Modeling users' preference from his historical sequences is one of the core problem of sequential recommendation. Existing methods in such fields are widely distributed from conventional methods to deep learning methods. However, most of them only model users' interests within their own sequences and ignore the fine-grained utilization of dynamic collaborative signals among different user sequences, making them insufficient to explore users' preferences. We take inspiration from dynamic graph neural networks to cope with this challenge, unifying the user sequence modeling and dynamic interaction information among users into one framework. We propose a new method named \emph{Dynamic Graph Neural Network for Sequential Recommendation} (DGSR), which connects the sequence of different users through a dynamic graph structure, exploring the interactive behavior of users and items with time and order information.

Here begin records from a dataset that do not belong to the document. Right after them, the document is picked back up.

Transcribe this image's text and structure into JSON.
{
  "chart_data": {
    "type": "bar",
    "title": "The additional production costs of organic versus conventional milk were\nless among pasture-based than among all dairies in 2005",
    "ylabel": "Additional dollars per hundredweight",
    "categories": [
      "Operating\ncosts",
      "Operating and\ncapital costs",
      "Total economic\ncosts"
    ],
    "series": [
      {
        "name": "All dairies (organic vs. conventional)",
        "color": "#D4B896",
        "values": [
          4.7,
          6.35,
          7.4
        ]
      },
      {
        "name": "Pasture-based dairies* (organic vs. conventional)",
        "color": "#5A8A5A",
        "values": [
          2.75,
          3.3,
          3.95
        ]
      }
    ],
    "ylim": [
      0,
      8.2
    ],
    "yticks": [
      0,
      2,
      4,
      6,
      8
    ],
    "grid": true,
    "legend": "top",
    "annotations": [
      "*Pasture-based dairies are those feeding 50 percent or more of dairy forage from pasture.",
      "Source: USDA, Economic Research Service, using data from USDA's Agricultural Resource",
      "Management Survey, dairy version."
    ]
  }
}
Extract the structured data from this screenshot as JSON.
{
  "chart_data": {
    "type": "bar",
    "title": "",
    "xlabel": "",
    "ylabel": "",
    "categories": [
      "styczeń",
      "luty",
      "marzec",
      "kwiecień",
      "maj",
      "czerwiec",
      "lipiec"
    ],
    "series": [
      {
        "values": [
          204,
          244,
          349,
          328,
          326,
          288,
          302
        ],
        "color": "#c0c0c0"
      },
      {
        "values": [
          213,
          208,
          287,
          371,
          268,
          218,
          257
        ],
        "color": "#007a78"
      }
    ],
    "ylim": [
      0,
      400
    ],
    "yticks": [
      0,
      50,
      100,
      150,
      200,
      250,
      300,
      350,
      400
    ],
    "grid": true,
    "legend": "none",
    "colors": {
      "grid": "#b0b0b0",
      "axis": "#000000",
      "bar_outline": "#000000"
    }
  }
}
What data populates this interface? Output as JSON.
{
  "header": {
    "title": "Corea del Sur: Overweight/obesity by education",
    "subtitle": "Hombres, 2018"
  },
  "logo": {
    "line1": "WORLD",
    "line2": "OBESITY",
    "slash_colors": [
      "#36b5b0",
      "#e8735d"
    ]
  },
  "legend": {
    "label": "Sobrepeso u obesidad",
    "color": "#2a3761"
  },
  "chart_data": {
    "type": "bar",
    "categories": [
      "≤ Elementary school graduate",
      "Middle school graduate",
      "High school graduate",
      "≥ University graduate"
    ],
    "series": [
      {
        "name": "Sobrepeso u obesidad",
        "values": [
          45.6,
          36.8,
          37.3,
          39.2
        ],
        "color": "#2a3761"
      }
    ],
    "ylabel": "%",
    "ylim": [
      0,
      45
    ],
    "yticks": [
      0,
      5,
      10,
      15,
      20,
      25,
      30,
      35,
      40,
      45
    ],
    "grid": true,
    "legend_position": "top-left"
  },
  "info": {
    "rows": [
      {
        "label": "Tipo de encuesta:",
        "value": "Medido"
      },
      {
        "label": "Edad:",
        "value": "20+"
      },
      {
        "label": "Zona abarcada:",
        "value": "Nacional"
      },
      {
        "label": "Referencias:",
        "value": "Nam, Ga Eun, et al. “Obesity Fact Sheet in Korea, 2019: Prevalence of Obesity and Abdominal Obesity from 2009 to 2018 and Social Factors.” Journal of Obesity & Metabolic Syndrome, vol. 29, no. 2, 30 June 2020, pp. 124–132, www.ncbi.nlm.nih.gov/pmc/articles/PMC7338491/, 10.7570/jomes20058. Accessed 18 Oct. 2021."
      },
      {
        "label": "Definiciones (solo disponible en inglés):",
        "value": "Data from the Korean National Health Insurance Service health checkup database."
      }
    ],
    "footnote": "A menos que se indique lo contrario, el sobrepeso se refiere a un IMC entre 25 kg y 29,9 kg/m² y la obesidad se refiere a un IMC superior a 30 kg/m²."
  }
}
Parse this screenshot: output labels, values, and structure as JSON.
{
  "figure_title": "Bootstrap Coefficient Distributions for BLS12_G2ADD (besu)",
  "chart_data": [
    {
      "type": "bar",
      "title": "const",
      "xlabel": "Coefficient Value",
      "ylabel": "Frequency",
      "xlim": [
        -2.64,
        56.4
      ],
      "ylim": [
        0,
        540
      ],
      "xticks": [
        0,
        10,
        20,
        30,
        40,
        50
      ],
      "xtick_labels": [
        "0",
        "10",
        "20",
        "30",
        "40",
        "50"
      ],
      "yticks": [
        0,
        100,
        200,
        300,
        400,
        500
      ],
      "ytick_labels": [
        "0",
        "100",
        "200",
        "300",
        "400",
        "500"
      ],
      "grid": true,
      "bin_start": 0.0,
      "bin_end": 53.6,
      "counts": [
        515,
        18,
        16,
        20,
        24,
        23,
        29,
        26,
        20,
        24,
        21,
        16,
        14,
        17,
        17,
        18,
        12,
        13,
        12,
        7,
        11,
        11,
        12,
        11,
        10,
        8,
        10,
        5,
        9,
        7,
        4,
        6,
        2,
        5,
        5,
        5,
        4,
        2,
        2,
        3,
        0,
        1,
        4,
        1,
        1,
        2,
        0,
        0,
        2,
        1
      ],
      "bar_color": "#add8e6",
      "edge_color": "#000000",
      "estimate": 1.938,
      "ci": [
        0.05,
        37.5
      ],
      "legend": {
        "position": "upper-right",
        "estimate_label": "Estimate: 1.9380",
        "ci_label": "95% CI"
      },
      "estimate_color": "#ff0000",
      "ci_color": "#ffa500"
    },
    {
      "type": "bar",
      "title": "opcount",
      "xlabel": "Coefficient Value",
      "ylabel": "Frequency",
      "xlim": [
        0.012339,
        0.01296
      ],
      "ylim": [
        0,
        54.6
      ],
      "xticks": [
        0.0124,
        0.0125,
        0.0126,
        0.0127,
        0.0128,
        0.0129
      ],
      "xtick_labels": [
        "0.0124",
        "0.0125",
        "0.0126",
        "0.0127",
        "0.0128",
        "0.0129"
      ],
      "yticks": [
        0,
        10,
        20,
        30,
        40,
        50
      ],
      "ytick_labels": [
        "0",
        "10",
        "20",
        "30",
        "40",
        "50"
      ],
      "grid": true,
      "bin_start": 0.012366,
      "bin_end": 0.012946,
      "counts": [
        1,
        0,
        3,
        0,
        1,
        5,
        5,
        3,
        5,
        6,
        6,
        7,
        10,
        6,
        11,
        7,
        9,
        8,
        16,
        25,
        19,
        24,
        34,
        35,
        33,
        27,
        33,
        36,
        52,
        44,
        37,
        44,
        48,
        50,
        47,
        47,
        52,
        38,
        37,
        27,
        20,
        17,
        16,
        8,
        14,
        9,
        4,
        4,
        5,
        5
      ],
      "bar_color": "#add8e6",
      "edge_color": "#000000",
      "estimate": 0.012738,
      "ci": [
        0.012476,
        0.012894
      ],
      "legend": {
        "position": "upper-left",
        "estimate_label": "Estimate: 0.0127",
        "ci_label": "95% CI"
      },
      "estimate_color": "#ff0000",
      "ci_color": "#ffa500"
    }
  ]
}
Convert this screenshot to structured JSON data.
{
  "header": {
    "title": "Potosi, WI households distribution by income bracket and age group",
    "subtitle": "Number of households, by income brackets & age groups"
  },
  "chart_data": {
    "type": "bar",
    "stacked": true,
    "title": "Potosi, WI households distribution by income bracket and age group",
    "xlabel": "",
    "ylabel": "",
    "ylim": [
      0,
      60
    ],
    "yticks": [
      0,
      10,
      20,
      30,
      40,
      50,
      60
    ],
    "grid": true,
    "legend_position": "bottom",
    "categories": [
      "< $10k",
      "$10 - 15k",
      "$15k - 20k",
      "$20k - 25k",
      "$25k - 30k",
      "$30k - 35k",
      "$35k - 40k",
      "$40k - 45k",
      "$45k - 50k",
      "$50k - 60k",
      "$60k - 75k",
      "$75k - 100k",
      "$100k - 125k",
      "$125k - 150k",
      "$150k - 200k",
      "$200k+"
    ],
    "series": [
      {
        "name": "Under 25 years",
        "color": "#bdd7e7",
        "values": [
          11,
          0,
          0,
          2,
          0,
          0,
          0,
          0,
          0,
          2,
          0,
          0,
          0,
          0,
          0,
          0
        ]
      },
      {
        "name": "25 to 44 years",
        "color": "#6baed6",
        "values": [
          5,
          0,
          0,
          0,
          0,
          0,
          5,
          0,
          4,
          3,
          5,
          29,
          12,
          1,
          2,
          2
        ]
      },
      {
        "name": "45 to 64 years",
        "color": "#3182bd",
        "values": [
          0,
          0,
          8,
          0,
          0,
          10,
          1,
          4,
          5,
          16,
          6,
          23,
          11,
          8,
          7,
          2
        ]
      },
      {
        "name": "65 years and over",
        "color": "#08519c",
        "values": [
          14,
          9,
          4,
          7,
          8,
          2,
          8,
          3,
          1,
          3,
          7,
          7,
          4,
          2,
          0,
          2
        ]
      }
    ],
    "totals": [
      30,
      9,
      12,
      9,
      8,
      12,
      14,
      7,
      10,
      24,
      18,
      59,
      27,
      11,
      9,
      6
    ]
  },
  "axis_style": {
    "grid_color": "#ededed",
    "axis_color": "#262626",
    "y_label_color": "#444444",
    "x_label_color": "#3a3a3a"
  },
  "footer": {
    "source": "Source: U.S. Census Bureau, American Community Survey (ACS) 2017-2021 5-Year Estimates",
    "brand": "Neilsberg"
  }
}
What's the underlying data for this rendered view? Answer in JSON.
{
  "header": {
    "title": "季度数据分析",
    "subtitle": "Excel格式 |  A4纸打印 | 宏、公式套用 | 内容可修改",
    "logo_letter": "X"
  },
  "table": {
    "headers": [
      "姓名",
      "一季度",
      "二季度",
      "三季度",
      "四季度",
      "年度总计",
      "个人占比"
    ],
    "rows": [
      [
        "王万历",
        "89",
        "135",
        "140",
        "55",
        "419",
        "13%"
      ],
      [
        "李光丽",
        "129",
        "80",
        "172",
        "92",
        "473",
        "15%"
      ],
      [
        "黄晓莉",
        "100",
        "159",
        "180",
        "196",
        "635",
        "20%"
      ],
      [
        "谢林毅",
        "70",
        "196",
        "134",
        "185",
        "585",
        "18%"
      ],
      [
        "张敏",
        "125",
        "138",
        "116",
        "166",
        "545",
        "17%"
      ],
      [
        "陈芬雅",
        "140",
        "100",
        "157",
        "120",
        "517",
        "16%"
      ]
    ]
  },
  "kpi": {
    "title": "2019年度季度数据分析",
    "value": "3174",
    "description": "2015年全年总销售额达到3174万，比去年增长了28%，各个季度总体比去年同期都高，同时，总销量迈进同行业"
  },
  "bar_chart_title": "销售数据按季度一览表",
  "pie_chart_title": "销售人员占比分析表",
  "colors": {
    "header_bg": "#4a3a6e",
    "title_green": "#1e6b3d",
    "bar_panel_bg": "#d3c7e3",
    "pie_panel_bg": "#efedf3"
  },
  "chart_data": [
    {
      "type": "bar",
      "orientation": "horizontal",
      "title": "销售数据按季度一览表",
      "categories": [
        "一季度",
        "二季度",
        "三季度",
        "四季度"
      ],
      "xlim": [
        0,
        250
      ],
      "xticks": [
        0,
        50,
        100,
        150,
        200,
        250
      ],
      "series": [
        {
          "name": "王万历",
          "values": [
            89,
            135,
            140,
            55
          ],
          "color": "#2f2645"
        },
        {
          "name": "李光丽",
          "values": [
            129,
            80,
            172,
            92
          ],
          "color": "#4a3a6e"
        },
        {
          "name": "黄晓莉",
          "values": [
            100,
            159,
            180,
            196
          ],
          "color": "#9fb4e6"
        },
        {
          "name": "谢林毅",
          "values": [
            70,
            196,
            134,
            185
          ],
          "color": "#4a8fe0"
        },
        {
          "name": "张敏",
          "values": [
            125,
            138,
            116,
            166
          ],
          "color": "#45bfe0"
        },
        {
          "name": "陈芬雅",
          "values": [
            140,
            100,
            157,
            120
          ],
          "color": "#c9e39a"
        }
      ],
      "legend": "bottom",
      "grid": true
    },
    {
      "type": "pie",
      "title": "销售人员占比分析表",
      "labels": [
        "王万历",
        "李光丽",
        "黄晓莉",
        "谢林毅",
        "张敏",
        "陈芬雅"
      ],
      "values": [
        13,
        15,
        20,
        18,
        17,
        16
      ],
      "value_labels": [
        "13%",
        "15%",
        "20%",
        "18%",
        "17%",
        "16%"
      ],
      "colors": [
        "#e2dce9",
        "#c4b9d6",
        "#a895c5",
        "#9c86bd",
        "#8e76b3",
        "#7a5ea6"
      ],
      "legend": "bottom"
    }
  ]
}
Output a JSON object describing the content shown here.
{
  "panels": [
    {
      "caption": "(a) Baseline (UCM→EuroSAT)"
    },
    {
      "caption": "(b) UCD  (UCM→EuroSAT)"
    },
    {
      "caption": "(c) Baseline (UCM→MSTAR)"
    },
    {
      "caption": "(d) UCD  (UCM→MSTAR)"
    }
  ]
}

Furthermore, we design a Dynamic Graph Attention Neural Network to achieve the information propagation and aggregation among different users and their sequences in the dynamic graph. Consequently, the next-item prediction task in sequential recommendation is converted into a link prediction task for the user node to the item node in a dynamic graph. Extensive experiments on four public benchmarks show that DGSR outperforms several state-of-the-art methods. Further studies demonstrate the rationality and effectiveness of modeling user sequences through a dynamic graph.